25.06.2020 16:08
Quelle: schweizerbauer.ch - sum
Boden
900m Gänge pro m3 Boden
Regenwürmer verschlingen pro Tag bis zur Hälfte ihres Eigengewichts an Nahrung. Auf ihrer Menükarte stehen vor allem «Abfallprodukte»: Pflanzenreste, Ernterückstände, Laub, morsches Holz, Mist, Aas.

Weil die Würmer keine Zähne haben, sind sie auf Hilfskräfte angewiesen. Erst wenn Pilze und Bakterien das organische Material zersetzt haben, können die Regenwürmer die Pflanzenreste in ihre Speiseröhre saugen. Dabei bewegen sie sich stetig fressend und grabend fort und  tragen  so zur Lockerung des Bodens bei.

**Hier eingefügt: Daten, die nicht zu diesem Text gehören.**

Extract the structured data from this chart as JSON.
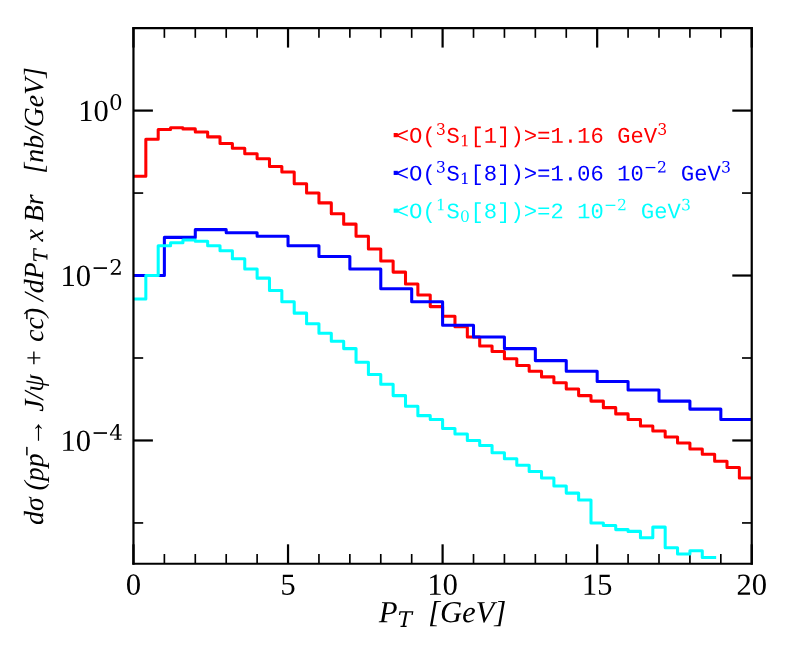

Bis zu 150 Gänge oder 900m Röhren pro Kubikmeter finden sich in einem ungepflügten Ackerboden. Sogar im Tod erweisen die Regenwürmer Boden und Pflanzen gute Dienste: Sie sind wichtige Eiweisslieferanten für Vögel, Spitzmäuse und Ameisen, und sie stärken mit ihrem Stickstoffeintrag die Bodenfruchtbarkeit: Ein toter Regenwurm enthält bis zu 10mg Stickstoff (N).

Auf einem gesunden Wiesenboden mit 400 Würmern pro Quadratmeter werden so 30 bis 40kg N pro Hektare und Jahr freigesetzt. Das entspricht etwa der Stickstoffdüngung einer wenig intensiv bewirtschafteten Wiese.